Methods: We searched Scopus, Medline and PubMed for peer-reviewed publications related to both pancreatic cancer and MENA countries by using controlled vocabulary and keywords. The results were screened for duplicates and later included in the analysis based on preset eligibility criteria. A structured data extraction form was used to collect data related to each article, its methodology, its cancer care pathway, funding status and authorship.

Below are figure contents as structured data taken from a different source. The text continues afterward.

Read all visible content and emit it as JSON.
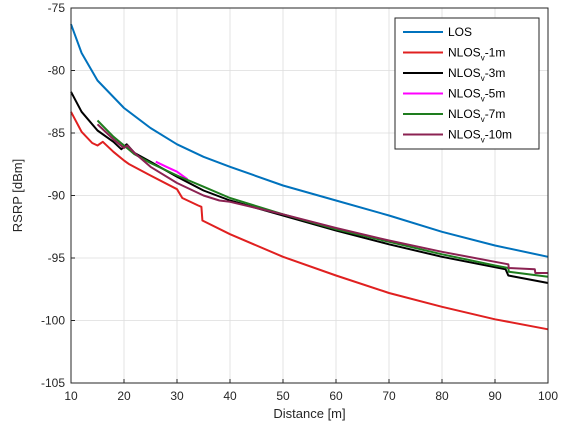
{
  "chart_data": {
    "type": "line",
    "xlabel": "Distance [m]",
    "ylabel": "RSRP [dBm]",
    "xlim": [
      10,
      100
    ],
    "ylim": [
      -105,
      -75
    ],
    "xticks": [
      10,
      20,
      30,
      40,
      50,
      60,
      70,
      80,
      90,
      100
    ],
    "yticks": [
      -75,
      -80,
      -85,
      -90,
      -95,
      -100,
      -105
    ],
    "grid": true,
    "legend_position": "top-right",
    "series": [
      {
        "name": "LOS",
        "color": "#0072BD",
        "points": [
          [
            10,
            -76.3
          ],
          [
            12,
            -78.6
          ],
          [
            15,
            -80.8
          ],
          [
            20,
            -83.0
          ],
          [
            25,
            -84.6
          ],
          [
            30,
            -85.9
          ],
          [
            35,
            -86.9
          ],
          [
            40,
            -87.7
          ],
          [
            50,
            -89.2
          ],
          [
            60,
            -90.4
          ],
          [
            70,
            -91.6
          ],
          [
            80,
            -92.9
          ],
          [
            90,
            -94.0
          ],
          [
            100,
            -94.9
          ]
        ]
      },
      {
        "name": "NLOS_v-1m",
        "label_main": "NLOS",
        "label_sub": "v",
        "label_rest": "-1m",
        "color": "#E02020",
        "points": [
          [
            10,
            -83.3
          ],
          [
            12,
            -84.9
          ],
          [
            14,
            -85.8
          ],
          [
            15,
            -86.0
          ],
          [
            16,
            -85.7
          ],
          [
            18,
            -86.5
          ],
          [
            20,
            -87.2
          ],
          [
            21,
            -87.5
          ],
          [
            25,
            -88.4
          ],
          [
            30,
            -89.5
          ],
          [
            31,
            -90.2
          ],
          [
            34,
            -90.8
          ],
          [
            34.6,
            -90.9
          ],
          [
            34.8,
            -92.0
          ],
          [
            40,
            -93.1
          ],
          [
            50,
            -94.9
          ],
          [
            60,
            -96.4
          ],
          [
            70,
            -97.8
          ],
          [
            80,
            -98.9
          ],
          [
            90,
            -99.9
          ],
          [
            100,
            -100.7
          ]
        ]
      },
      {
        "name": "NLOS_v-3m",
        "label_main": "NLOS",
        "label_sub": "v",
        "label_rest": "-3m",
        "color": "#000000",
        "points": [
          [
            10,
            -81.7
          ],
          [
            12,
            -83.3
          ],
          [
            15,
            -84.8
          ],
          [
            18,
            -85.7
          ],
          [
            19.5,
            -86.3
          ],
          [
            20.5,
            -85.9
          ],
          [
            22,
            -86.6
          ],
          [
            25,
            -87.3
          ],
          [
            30,
            -88.5
          ],
          [
            35,
            -89.6
          ],
          [
            40,
            -90.4
          ],
          [
            50,
            -91.6
          ],
          [
            60,
            -92.8
          ],
          [
            70,
            -93.9
          ],
          [
            80,
            -94.9
          ],
          [
            92,
            -95.9
          ],
          [
            92.5,
            -96.4
          ],
          [
            100,
            -97.0
          ]
        ]
      },
      {
        "name": "NLOS_v-5m",
        "label_main": "NLOS",
        "label_sub": "v",
        "label_rest": "-5m",
        "color": "#FF00FF",
        "points": [
          [
            26,
            -87.3
          ],
          [
            28,
            -87.7
          ],
          [
            30,
            -88.1
          ],
          [
            32,
            -88.7
          ]
        ]
      },
      {
        "name": "NLOS_v-7m",
        "label_main": "NLOS",
        "label_sub": "v",
        "label_rest": "-7m",
        "color": "#1E7D1E",
        "points": [
          [
            15,
            -84.0
          ],
          [
            18,
            -85.3
          ],
          [
            20,
            -86.0
          ],
          [
            22,
            -86.7
          ],
          [
            25,
            -87.4
          ],
          [
            30,
            -88.4
          ],
          [
            35,
            -89.3
          ],
          [
            40,
            -90.2
          ],
          [
            50,
            -91.5
          ],
          [
            60,
            -92.7
          ],
          [
            70,
            -93.7
          ],
          [
            80,
            -94.7
          ],
          [
            90,
            -95.6
          ],
          [
            92.5,
            -95.8
          ],
          [
            92.6,
            -96.1
          ],
          [
            100,
            -96.5
          ]
        ]
      },
      {
        "name": "NLOS_v-10m",
        "label_main": "NLOS",
        "label_sub": "v",
        "label_rest": "-10m",
        "color": "#8B2252",
        "points": [
          [
            15,
            -84.3
          ],
          [
            18,
            -85.5
          ],
          [
            20,
            -86.2
          ],
          [
            20.6,
            -86.0
          ],
          [
            22,
            -86.6
          ],
          [
            25,
            -87.7
          ],
          [
            30,
            -89.0
          ],
          [
            35,
            -90.0
          ],
          [
            38,
            -90.4
          ],
          [
            40,
            -90.5
          ],
          [
            50,
            -91.5
          ],
          [
            60,
            -92.6
          ],
          [
            70,
            -93.6
          ],
          [
            80,
            -94.5
          ],
          [
            90,
            -95.3
          ],
          [
            92.5,
            -95.5
          ],
          [
            92.6,
            -95.8
          ],
          [
            97.5,
            -95.9
          ],
          [
            97.6,
            -96.2
          ],
          [
            100,
            -96.2
          ]
        ]
      }
    ]
  }
}
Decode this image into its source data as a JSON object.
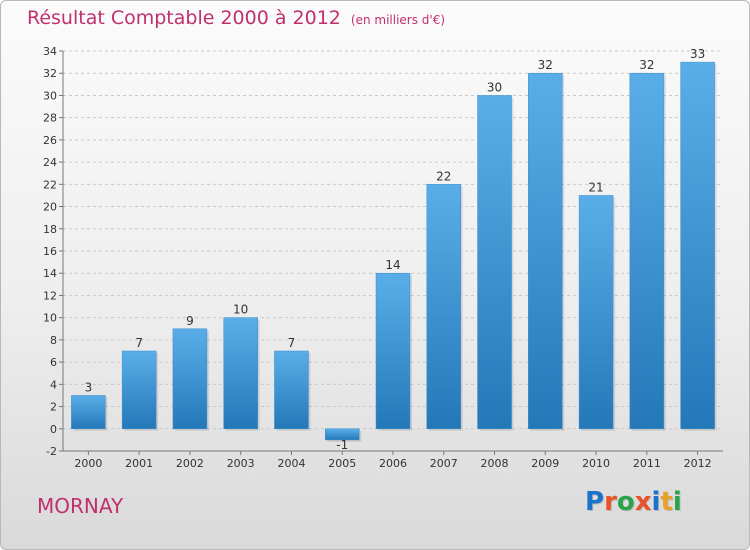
{
  "header": {
    "title": "Résultat Comptable 2000 à 2012",
    "subtitle": "(en milliers d'€)"
  },
  "footer": {
    "commune": "MORNAY",
    "logo_text": "Proxiti",
    "logo_colors": [
      "#1a73c9",
      "#e8542a",
      "#2aa34a",
      "#e8542a",
      "#1a73c9",
      "#e8a02a",
      "#2aa34a"
    ]
  },
  "colors": {
    "bar_light": "#5aaee8",
    "bar_dark": "#2478b8",
    "title": "#c0306e"
  },
  "chart_data": {
    "type": "bar",
    "title": "Résultat Comptable 2000 à 2012",
    "subtitle": "(en milliers d'€)",
    "xlabel": "",
    "ylabel": "",
    "categories": [
      "2000",
      "2001",
      "2002",
      "2003",
      "2004",
      "2005",
      "2006",
      "2007",
      "2008",
      "2009",
      "2010",
      "2011",
      "2012"
    ],
    "values": [
      3,
      7,
      9,
      10,
      7,
      -1,
      14,
      22,
      30,
      32,
      21,
      32,
      33
    ],
    "ylim": [
      -2,
      34
    ],
    "yticks": [
      -2,
      0,
      2,
      4,
      6,
      8,
      10,
      12,
      14,
      16,
      18,
      20,
      22,
      24,
      26,
      28,
      30,
      32,
      34
    ],
    "grid": "horizontal dashed"
  }
}
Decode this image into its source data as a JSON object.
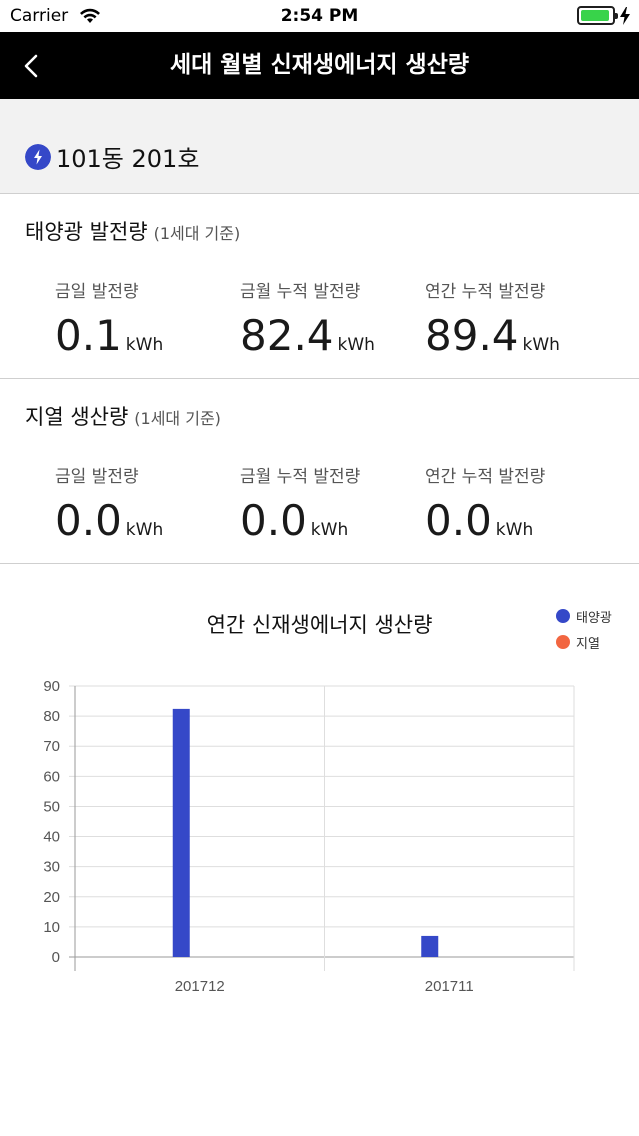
{
  "status_bar": {
    "carrier": "Carrier",
    "time": "2:54 PM",
    "battery_level": 0.92
  },
  "nav": {
    "title": "세대 월별 신재생에너지 생산량"
  },
  "unit": {
    "label": "101동 201호"
  },
  "solar": {
    "title": "태양광 발전량",
    "basis": "(1세대 기준)",
    "stats": [
      {
        "label": "금일 발전량",
        "value": "0.1",
        "unit": "kWh"
      },
      {
        "label": "금월 누적 발전량",
        "value": "82.4",
        "unit": "kWh"
      },
      {
        "label": "연간 누적 발전량",
        "value": "89.4",
        "unit": "kWh"
      }
    ]
  },
  "geothermal": {
    "title": "지열 생산량",
    "basis": "(1세대 기준)",
    "stats": [
      {
        "label": "금일 발전량",
        "value": "0.0",
        "unit": "kWh"
      },
      {
        "label": "금월 누적 발전량",
        "value": "0.0",
        "unit": "kWh"
      },
      {
        "label": "연간 누적 발전량",
        "value": "0.0",
        "unit": "kWh"
      }
    ]
  },
  "colors": {
    "solar": "#3548c8",
    "geothermal": "#f26641",
    "grid": "#dedede",
    "axis": "#9a9a9a"
  },
  "chart_data": {
    "type": "bar",
    "title": "연간 신재생에너지 생산량",
    "categories": [
      "201712",
      "201711"
    ],
    "series": [
      {
        "name": "태양광",
        "values": [
          82.4,
          7.0
        ]
      },
      {
        "name": "지열",
        "values": [
          0,
          0
        ]
      }
    ],
    "yticks": [
      0,
      10,
      20,
      30,
      40,
      50,
      60,
      70,
      80,
      90
    ],
    "ylim": [
      0,
      90
    ],
    "grid": true,
    "legend": "top-right"
  }
}
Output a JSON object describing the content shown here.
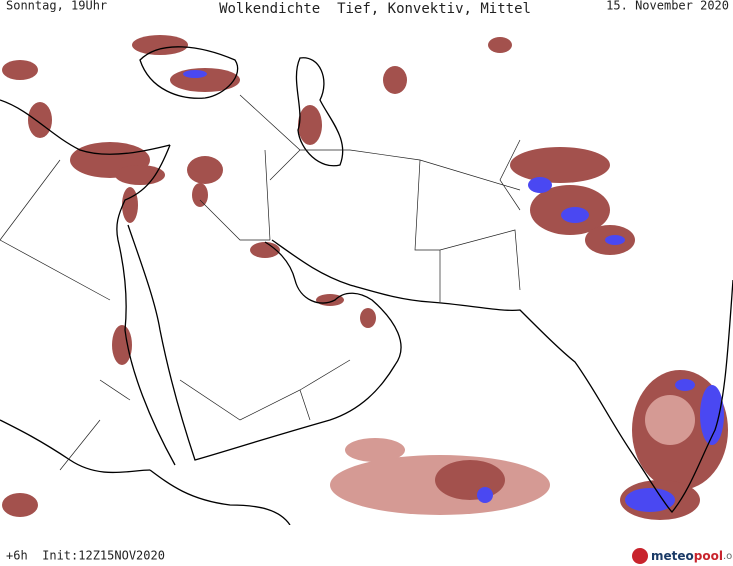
{
  "header": {
    "left": "Sonntag, 19Uhr",
    "title": "Wolkendichte  Tief, Konvektiv, Mittel",
    "date": "15. November 2020"
  },
  "footer": {
    "init": "+6h  Init:12Z15NOV2020",
    "logo": [
      "meteo",
      "pool",
      ".org"
    ]
  }
}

Results: A total of 5,848 publications resulted from our search, from which 1,098 articles remained after applying the eligibility criteria. Trends show a steady increase in pancreatic cancer research by MENA. Case reports are the most common, whereas a lack in high-evidence clinical studies as well as public health and epidemiological research was evident. Most studies were not funded and had no female contributions. Funding, if present, came mostly from foreign states. There exists a much greater focus in research on diagnosis and treatment among other cancer care pathways. Most MENA-based studies did not involve collaborations with other countries. Country gross domestic product and population are both correlated to the research output.
Conclusion: This bibliometric analysis identified significant gaps and limitations in pancreatic cancer research in MENA countries. Vital domains requiring research investment have also been highlighted as a first step towards evidence-based health policies.